Choral group The Staves have made some waves in the music scene the last couple years. Their output includes a collaboration with Bon Iver, performing his powerful track “Heavenly Father” at the Sydney Opera House (they’ve also toured with him on several trips around the world), as well as backing vocals for artists such as Tom Jones and Fionn Regan, who have relied on the sisters’ blend of modern and traditional styles of singing to bring new elements to their music.
Recently they paired up with New York chamber ensemble yMusic to record a collaborative album called “The Way is Read.” For those who are wondering what such a mashup of styles might sound like, this album is the appropriate soundtrack. Powerful and twisting in equal measure, “The Way is Read” holds its beauty trapped in moments of time amidst sometimes chaotic, sometimes hauntingly beautiful, instrumental wandering.
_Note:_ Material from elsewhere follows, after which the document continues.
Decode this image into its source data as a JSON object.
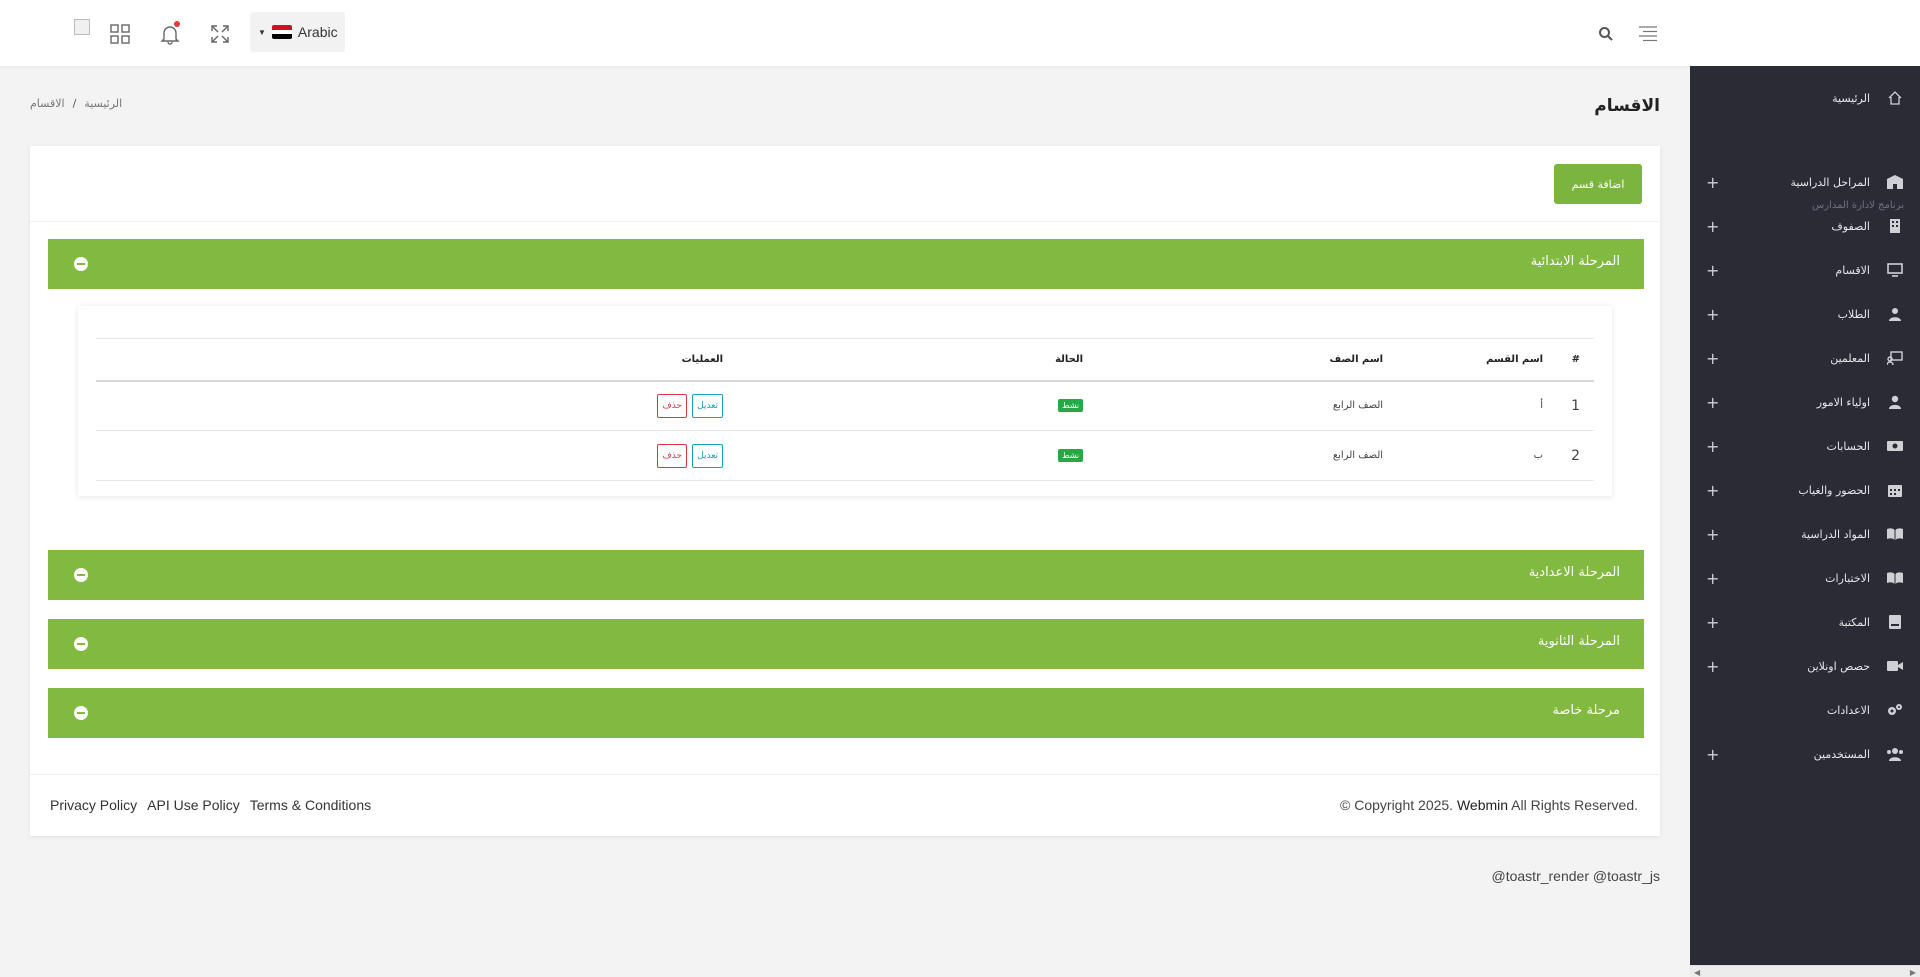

Four full-length albums in, the sisters Emily, Jessica, and Camilla Stavely-Taylor have truly discovered and explored past the limitations of their own sound. With the help of the experimental-leaning yMusic, who just recently worked with The Tallest Man on Earth on his latest EP, the band aims to find new territory on “The Way is Read.”
The album starts off with the soft, enchanting vocals of a cappella opener “Hopeless.” On this track The Staves play around inside of their usual style. As expected, they find a balanced sound somewhere between pitch-perfect and edgy, injecting just enough individuality to honor the roots of their music.
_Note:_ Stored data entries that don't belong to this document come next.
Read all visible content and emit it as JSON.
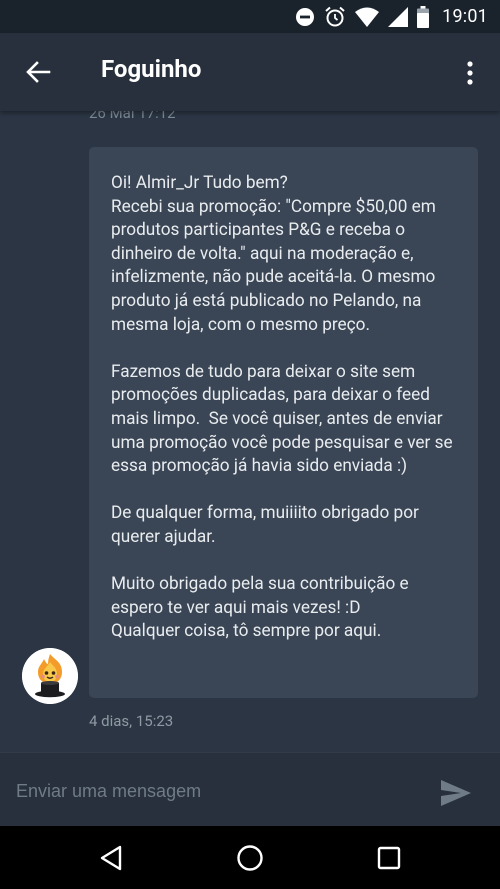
{
  "status_bar": {
    "time": "19:01",
    "icons": [
      "do-not-disturb-icon",
      "alarm-icon",
      "wifi-icon",
      "signal-icon",
      "battery-icon"
    ]
  },
  "app_bar": {
    "title": "Foguinho",
    "back_icon": "arrow-left-icon",
    "menu_icon": "more-vertical-icon"
  },
  "conversation": {
    "previous_timestamp": "26 Mai 17:12",
    "message": {
      "text": "Oi! Almir_Jr Tudo bem?\nRecebi sua promoção: \"Compre $50,00 em produtos participantes P&G e receba o dinheiro de volta.\" aqui na moderação e, infelizmente, não pude aceitá-la. O mesmo produto já está publicado no Pelando, na mesma loja, com o mesmo preço.\n\nFazemos de tudo para deixar o site sem promoções duplicadas, para deixar o feed mais limpo.  Se você quiser, antes de enviar uma promoção você pode pesquisar e ver se essa promoção já havia sido enviada :)\n\nDe qualquer forma, muiiiito obrigado por querer ajudar.\n\nMuito obrigado pela sua contribuição e espero te ver aqui mais vezes! :D\nQualquer coisa, tô sempre por aqui.",
      "timestamp": "4 dias, 15:23",
      "avatar_icon": "flame-mascot-top-hat-icon"
    }
  },
  "composer": {
    "placeholder": "Enviar uma mensagem",
    "value": "",
    "send_icon": "send-icon"
  },
  "nav_bar": {
    "icons": [
      "back-triangle-icon",
      "home-circle-icon",
      "recents-square-icon"
    ]
  },
  "colors": {
    "background": "#2b3543",
    "app_bar": "#27303c",
    "bubble": "#3a4655",
    "status_bar": "#1a222c",
    "nav_bar": "#000000"
  }
}
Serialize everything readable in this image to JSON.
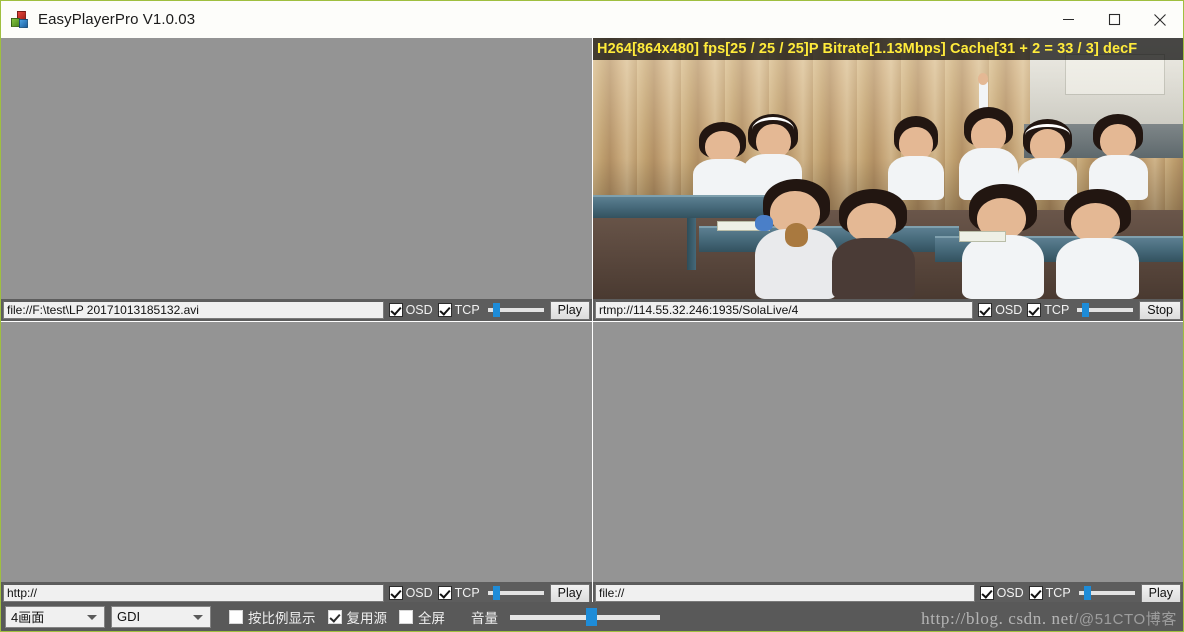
{
  "window": {
    "title": "EasyPlayerPro V1.0.03",
    "icon": "app-blocks-icon",
    "buttons": {
      "minimize": "minimize-icon",
      "maximize": "maximize-icon",
      "close": "close-icon"
    }
  },
  "panes": [
    {
      "id": "top-left",
      "url": "file://F:\\test\\LP 20171013185132.avi",
      "placeholder": "",
      "osd_visible": false,
      "osd_text": "",
      "osd_checked": true,
      "osd_label": "OSD",
      "tcp_checked": true,
      "tcp_label": "TCP",
      "volume": 14,
      "action_label": "Play",
      "playing": false
    },
    {
      "id": "top-right",
      "url": "rtmp://114.55.32.246:1935/SolaLive/4",
      "placeholder": "",
      "osd_visible": true,
      "osd_text": "H264[864x480] fps[25 / 25 / 25]P Bitrate[1.13Mbps] Cache[31 + 2 = 33 / 3] decF",
      "osd_checked": true,
      "osd_label": "OSD",
      "tcp_checked": true,
      "tcp_label": "TCP",
      "volume": 14,
      "action_label": "Stop",
      "playing": true
    },
    {
      "id": "bottom-left",
      "url": "http://",
      "placeholder": "http://",
      "osd_visible": false,
      "osd_text": "",
      "osd_checked": true,
      "osd_label": "OSD",
      "tcp_checked": true,
      "tcp_label": "TCP",
      "volume": 14,
      "action_label": "Play",
      "playing": false
    },
    {
      "id": "bottom-right",
      "url": "file://",
      "placeholder": "file://",
      "osd_visible": false,
      "osd_text": "",
      "osd_checked": true,
      "osd_label": "OSD",
      "tcp_checked": true,
      "tcp_label": "TCP",
      "volume": 14,
      "action_label": "Play",
      "playing": false
    }
  ],
  "toolbar": {
    "layout_select": "4画面",
    "renderer_select": "GDI",
    "aspect_label": "按比例显示",
    "aspect_checked": false,
    "reuse_label": "复用源",
    "reuse_checked": true,
    "fullscreen_label": "全屏",
    "fullscreen_checked": false,
    "volume_label": "音量",
    "volume_value": 55
  },
  "watermark": {
    "text": "http://blog. csdn. net",
    "tail": "/@51CTO博客"
  },
  "colors": {
    "accent_blue": "#1e8cd8",
    "osd_yellow": "#ffeb3b",
    "pane_gray": "#949494",
    "toolbar_gray": "#595959",
    "ctrl_gray": "#5d5d5d",
    "window_border": "#9fbf3f"
  }
}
Second track “Take Me Home” is where the trouble starts. yMusic charges into a busy and jarring composition that seems a bit ambitious for its own good. The song charges on with fast lines from the chamber group, and when The Staves finally enter the picture it becomes even less cohesive, their vocal inflections just not fitting into the complex puzzle piece of the song.
“Trouble on My Mind” more than makes up for the awkwardness of the previous track. It’s the perfect match between the vocal style of The Staves and yMusic’s meandering chamber musings. At times the trio of sisters sing along with the instruments, then at other moments wander off, finding a lingering, beautiful tension between instrument and voice. A single singer rises with “And you know it when it” before joining in harmony on “comes and goes in a way.” The golden sound of their voices together absolutely breaks the heart.
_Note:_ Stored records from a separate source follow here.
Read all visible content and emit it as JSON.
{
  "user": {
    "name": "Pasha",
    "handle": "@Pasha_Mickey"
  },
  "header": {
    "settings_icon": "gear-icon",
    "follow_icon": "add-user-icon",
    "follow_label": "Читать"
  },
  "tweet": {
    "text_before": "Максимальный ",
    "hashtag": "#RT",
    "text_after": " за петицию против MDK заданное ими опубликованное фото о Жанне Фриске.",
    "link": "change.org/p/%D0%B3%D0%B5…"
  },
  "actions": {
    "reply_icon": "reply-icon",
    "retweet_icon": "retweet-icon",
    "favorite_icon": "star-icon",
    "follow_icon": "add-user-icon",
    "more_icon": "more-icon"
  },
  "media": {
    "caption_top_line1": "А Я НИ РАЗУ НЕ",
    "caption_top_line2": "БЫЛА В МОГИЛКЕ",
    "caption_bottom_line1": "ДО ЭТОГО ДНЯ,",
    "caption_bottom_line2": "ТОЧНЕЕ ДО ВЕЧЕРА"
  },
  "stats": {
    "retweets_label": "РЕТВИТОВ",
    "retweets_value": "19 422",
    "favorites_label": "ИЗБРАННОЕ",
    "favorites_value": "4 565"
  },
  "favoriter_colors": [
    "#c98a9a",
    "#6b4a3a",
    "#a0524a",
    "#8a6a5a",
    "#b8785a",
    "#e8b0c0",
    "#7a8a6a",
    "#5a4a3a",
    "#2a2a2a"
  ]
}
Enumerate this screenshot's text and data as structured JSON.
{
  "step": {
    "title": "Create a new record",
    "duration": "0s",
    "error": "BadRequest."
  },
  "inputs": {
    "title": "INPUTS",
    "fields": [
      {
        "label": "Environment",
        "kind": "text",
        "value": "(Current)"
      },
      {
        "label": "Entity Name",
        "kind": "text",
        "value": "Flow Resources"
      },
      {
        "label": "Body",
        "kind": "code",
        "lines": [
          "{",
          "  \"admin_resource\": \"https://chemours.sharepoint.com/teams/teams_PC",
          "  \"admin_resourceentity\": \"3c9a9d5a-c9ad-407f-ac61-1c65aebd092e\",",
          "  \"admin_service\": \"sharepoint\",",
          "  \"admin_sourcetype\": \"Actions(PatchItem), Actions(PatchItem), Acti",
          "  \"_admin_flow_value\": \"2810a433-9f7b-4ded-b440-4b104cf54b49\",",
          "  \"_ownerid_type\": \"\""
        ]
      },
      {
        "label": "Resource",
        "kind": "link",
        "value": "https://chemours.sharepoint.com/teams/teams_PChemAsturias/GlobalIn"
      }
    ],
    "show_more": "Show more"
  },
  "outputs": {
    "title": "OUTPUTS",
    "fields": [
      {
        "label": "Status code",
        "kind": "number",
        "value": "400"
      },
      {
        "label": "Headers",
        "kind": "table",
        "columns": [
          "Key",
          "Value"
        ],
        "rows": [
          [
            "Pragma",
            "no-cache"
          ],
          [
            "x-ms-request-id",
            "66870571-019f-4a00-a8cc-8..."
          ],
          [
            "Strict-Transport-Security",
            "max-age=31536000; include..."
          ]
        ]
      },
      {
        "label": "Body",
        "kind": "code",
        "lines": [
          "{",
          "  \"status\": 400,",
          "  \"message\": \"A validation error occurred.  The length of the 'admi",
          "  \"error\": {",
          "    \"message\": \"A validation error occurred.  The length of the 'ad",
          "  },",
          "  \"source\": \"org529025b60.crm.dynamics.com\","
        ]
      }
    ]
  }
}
“All My Life” improves upon the effect the collaborators seemed to be looking for on “Take Me Home.” The balance between orchestration and voice seems effortless on the track. When The Staves enter with “Oh, my love / Never been so here before / Never known the way before / Never seen it in all of my love,” it feels like an organic sprouting from the instrumental introduction.
The Staves and yMusic find some exquisite beauty on rest of the album. “Silent Side” is a short but gorgeous track. “Courting Is a Pleasure” plays delightfully with dissonance and ambiance to create a surprisingly lovely sound. “Appetite” has the melody and disposition of a cutesy folk-pop song, but I can’t help but be drawn in by its wide-eyed, innocent feel.
The album is at its best when The Staves exhibit their powerful melodic musings backed by an inspired yMusic. “Sprig of Thyme” is incredible in its balance of unusual orchestration and the traditional feel of The Staves’ voicings, and stands out as one of the album’s best.
“The Way is Read” is now available for digital download and on vinyl. Check out The Staves on tour in Australia next year.